Most of all, Jon reminisces about growing up in a multigenerational community of people who loved education. “This was a community about opportunity, knowledge, and equity,” he says. While Marian came from a long line of educators, Forrest had been the first in his family to escape tenant farming. He had put himself, then a brother, through college. “For him, education was his lifeline to a better life,” Jon says.
He recalls that faculty and administrators who retired often stayed right on campus and in the immediate neighborhood. “You’d see the men and women you knew in their 70s and 80s, sitting on park benches along Morningside Drive, in the neighborhood grocer, dry cleaner, or drugstore, and it meant something to have an older generation who were respected elders in your life.”
Having chosen to raise their children in the city, the TC families showed their collective ingenuity in the summertime, conspiring to keep the children safe and occupied. “The assumption was you would be constantly learning,” remembers Jon. “You lived at the American Museum of Natural History, the Hayden Planetarium, and Coney Island Aquarium. Life was a subway token.” And, of course, there was also the TC pool. “I had swimming lessons there. I remember they had little changing booths alongside the pool. My mom swam there into her 70s.”
“You’d see the men and women you knew in their 70s and 80s, sitting on park benches along Morningside Drive, in the neighborhood grocer, dry cleaner, or drugstore, and it meant something to have an older generation who were respected elders in your life.”
—Jon Abbott
When Jon was 13, Columbia University opened its new gym facility at 120th and Broadway. “The neighborhood children graduated to that pool. It was the coolest thing in my life. “We swam every day for four hours. That first summer, nobody had yet discovered it, so we had our own private pool.”
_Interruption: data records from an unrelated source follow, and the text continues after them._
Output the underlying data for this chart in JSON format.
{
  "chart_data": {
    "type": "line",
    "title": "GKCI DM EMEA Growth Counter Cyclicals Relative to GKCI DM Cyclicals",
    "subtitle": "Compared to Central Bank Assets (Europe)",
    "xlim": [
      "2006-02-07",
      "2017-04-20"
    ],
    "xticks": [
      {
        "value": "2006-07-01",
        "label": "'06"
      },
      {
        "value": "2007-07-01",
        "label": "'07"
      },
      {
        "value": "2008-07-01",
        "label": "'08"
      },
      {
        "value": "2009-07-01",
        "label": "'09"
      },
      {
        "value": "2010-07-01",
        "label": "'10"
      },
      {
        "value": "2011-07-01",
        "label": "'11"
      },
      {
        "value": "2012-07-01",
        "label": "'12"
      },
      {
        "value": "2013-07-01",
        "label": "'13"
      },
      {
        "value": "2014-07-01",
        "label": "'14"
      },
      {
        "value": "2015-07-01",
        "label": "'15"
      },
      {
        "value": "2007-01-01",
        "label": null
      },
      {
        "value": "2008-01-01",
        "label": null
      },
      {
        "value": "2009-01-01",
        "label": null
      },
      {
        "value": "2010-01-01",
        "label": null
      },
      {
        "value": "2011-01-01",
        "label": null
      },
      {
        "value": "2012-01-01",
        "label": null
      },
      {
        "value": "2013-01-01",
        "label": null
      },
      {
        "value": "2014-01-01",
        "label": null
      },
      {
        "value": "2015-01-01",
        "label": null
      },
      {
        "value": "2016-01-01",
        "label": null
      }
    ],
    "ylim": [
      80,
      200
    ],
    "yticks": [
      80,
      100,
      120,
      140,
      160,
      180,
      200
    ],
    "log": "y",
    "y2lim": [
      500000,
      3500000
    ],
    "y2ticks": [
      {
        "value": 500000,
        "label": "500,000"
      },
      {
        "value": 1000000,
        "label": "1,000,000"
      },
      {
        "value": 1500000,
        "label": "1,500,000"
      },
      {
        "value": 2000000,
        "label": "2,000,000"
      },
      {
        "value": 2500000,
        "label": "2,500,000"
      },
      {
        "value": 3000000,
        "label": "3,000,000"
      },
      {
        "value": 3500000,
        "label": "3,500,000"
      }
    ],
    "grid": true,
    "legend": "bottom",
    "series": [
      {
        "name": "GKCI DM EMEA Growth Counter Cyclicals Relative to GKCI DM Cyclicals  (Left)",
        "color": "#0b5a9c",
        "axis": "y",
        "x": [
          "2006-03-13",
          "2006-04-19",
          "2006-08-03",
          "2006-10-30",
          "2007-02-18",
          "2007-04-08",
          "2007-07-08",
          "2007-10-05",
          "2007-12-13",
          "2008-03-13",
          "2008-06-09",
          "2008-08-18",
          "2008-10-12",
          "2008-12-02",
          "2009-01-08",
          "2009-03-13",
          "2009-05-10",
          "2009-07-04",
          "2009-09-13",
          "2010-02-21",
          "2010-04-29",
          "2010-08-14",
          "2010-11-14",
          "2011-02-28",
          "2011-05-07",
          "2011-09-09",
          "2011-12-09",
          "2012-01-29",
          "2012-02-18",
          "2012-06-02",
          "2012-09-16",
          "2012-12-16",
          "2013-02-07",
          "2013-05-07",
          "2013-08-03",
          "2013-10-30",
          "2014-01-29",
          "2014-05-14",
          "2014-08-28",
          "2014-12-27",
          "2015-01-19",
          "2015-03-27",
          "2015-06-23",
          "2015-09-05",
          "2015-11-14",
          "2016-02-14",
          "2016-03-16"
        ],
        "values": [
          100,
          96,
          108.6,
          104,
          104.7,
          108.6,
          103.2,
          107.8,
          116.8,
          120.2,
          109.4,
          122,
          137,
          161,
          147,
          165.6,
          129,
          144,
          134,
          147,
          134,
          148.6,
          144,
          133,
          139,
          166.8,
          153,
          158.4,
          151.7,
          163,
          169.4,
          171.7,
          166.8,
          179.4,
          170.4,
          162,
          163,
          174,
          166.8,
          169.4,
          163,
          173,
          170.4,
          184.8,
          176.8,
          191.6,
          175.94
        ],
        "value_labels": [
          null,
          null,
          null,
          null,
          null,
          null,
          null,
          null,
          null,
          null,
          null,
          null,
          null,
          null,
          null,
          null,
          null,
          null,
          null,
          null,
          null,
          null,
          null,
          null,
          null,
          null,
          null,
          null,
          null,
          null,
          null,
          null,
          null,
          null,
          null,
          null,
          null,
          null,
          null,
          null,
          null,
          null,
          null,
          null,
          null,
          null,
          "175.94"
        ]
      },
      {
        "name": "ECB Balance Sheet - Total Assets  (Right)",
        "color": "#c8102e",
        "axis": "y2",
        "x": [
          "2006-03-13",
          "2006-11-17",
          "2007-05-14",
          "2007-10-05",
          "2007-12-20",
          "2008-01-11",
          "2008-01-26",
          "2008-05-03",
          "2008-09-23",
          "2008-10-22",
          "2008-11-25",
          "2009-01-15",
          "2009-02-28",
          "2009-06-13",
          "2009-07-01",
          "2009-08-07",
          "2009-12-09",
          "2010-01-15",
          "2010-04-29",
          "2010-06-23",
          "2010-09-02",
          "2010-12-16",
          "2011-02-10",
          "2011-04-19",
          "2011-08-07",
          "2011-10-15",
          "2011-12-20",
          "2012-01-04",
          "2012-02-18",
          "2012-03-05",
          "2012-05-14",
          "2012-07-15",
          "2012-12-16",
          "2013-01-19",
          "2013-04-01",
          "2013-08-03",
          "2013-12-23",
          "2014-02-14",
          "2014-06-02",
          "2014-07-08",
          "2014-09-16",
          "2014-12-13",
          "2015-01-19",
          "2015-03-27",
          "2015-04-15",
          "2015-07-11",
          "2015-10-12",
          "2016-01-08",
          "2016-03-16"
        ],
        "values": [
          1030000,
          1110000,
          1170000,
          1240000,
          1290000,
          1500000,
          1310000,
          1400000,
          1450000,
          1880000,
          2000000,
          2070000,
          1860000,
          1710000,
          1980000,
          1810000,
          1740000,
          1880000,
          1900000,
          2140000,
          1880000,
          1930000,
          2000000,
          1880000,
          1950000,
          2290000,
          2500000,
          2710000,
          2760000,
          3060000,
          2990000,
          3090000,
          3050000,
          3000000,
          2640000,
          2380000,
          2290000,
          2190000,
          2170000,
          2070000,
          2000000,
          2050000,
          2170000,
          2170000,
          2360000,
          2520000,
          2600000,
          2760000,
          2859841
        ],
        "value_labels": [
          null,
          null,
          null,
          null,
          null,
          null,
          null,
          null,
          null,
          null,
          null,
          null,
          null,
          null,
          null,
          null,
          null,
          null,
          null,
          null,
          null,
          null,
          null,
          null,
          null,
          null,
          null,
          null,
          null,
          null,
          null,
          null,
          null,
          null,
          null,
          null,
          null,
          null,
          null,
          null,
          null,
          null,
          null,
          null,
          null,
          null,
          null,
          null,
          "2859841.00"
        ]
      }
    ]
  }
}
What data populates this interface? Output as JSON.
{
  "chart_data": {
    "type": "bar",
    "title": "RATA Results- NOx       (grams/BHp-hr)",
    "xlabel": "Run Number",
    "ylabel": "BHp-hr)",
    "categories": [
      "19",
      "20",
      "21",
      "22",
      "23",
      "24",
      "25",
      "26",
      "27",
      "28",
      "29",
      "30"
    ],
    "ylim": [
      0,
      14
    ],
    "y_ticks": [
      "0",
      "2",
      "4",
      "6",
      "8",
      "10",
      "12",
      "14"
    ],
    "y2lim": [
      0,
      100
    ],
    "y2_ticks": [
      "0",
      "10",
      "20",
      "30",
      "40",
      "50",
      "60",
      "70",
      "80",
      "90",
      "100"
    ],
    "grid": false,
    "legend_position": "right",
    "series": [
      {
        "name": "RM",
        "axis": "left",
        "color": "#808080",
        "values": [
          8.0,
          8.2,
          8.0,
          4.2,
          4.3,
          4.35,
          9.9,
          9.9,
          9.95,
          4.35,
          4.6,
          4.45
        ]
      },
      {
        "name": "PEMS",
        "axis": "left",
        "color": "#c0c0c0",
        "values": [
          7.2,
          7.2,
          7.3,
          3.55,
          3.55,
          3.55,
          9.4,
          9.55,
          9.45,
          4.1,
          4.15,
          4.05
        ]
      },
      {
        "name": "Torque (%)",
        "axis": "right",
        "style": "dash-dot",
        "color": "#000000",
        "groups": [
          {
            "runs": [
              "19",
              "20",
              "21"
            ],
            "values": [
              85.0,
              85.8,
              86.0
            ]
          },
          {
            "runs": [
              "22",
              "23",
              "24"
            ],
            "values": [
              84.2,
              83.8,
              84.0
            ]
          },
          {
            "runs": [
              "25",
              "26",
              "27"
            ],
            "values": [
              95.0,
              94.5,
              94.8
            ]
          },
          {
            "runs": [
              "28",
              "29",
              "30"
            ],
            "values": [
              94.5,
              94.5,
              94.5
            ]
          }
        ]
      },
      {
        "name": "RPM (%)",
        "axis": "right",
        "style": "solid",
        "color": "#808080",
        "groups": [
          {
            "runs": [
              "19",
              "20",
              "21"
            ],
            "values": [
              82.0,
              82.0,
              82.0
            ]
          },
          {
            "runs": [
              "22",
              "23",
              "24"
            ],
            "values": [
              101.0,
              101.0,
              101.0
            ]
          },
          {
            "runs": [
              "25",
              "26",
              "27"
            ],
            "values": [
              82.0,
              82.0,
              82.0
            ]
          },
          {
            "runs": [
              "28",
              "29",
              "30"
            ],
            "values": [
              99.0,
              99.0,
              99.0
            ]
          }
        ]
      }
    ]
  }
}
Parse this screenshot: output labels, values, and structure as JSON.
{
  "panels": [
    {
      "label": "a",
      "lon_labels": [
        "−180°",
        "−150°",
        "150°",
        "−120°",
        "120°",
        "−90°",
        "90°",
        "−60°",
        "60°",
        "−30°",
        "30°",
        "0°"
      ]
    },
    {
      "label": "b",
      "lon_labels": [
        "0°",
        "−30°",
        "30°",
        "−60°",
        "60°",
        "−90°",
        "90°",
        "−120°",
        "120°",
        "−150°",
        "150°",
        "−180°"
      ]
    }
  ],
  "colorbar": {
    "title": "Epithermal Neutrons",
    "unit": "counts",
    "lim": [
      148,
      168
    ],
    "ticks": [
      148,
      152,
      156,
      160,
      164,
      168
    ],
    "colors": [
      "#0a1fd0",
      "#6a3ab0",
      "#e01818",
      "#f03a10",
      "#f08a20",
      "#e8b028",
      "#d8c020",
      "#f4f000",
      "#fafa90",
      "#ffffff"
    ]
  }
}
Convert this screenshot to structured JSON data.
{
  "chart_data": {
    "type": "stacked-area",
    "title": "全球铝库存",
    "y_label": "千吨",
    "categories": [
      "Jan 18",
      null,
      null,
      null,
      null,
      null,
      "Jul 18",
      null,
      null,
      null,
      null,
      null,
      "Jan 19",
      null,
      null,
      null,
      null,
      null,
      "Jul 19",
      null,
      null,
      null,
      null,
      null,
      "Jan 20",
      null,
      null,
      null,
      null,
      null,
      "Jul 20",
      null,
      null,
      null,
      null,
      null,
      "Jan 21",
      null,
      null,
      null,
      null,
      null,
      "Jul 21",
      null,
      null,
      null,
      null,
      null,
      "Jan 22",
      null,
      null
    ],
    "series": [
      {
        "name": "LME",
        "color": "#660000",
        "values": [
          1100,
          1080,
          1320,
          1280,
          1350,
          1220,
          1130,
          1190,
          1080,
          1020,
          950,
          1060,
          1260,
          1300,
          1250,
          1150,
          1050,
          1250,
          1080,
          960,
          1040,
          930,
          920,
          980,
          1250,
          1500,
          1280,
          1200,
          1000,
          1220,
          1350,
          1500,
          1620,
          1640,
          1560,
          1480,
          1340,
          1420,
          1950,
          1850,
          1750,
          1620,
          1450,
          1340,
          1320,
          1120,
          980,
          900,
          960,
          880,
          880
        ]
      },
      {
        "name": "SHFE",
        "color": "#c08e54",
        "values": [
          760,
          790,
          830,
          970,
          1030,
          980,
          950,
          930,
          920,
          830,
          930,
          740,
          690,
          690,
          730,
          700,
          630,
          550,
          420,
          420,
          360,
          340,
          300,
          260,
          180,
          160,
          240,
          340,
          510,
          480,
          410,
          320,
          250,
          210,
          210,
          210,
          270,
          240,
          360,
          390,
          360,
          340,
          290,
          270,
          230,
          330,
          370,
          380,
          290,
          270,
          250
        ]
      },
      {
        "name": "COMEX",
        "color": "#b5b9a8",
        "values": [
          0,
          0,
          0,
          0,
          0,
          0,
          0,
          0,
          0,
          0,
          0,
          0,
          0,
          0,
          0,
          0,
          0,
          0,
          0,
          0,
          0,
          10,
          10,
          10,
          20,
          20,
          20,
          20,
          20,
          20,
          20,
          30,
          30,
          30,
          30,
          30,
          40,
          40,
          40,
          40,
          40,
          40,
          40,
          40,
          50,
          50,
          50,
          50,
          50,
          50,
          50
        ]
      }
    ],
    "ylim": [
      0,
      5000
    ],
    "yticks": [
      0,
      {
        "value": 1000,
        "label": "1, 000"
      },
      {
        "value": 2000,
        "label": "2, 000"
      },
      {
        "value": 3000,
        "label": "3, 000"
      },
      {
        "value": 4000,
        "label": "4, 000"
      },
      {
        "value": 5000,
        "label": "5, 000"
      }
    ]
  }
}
Jon has lived by the values of urban engagement he learned as part of TC’s campus community. He currently serves as President and CEO of WGBH public radio in Boston, and he and his wife are active with the city’s cultural institutions. “These are places that create public access to learning,” he says.
The Forrest and Marian Abbott Endowed Scholarship honors two lives that were devoted giving back to TC. Forrest served on the Alumni Council, and Marian made sure the family contributed regularly to the TC Annual Fund. In fact, Marian was a member of all three TC giving societies: the Dewey Circle, which acknowledges annual fund gifts of $1,000 or more; the Maxine Greene Society, for consecutive giving – Marian donated regularly for more than 20 years; and the Grace Dodge Society, recognizing alumni who provide support for TC through a planned gift.
“My parents loved TC,” Jon says. Those ties will continue now, as their scholarship fund helps TC students long into the future.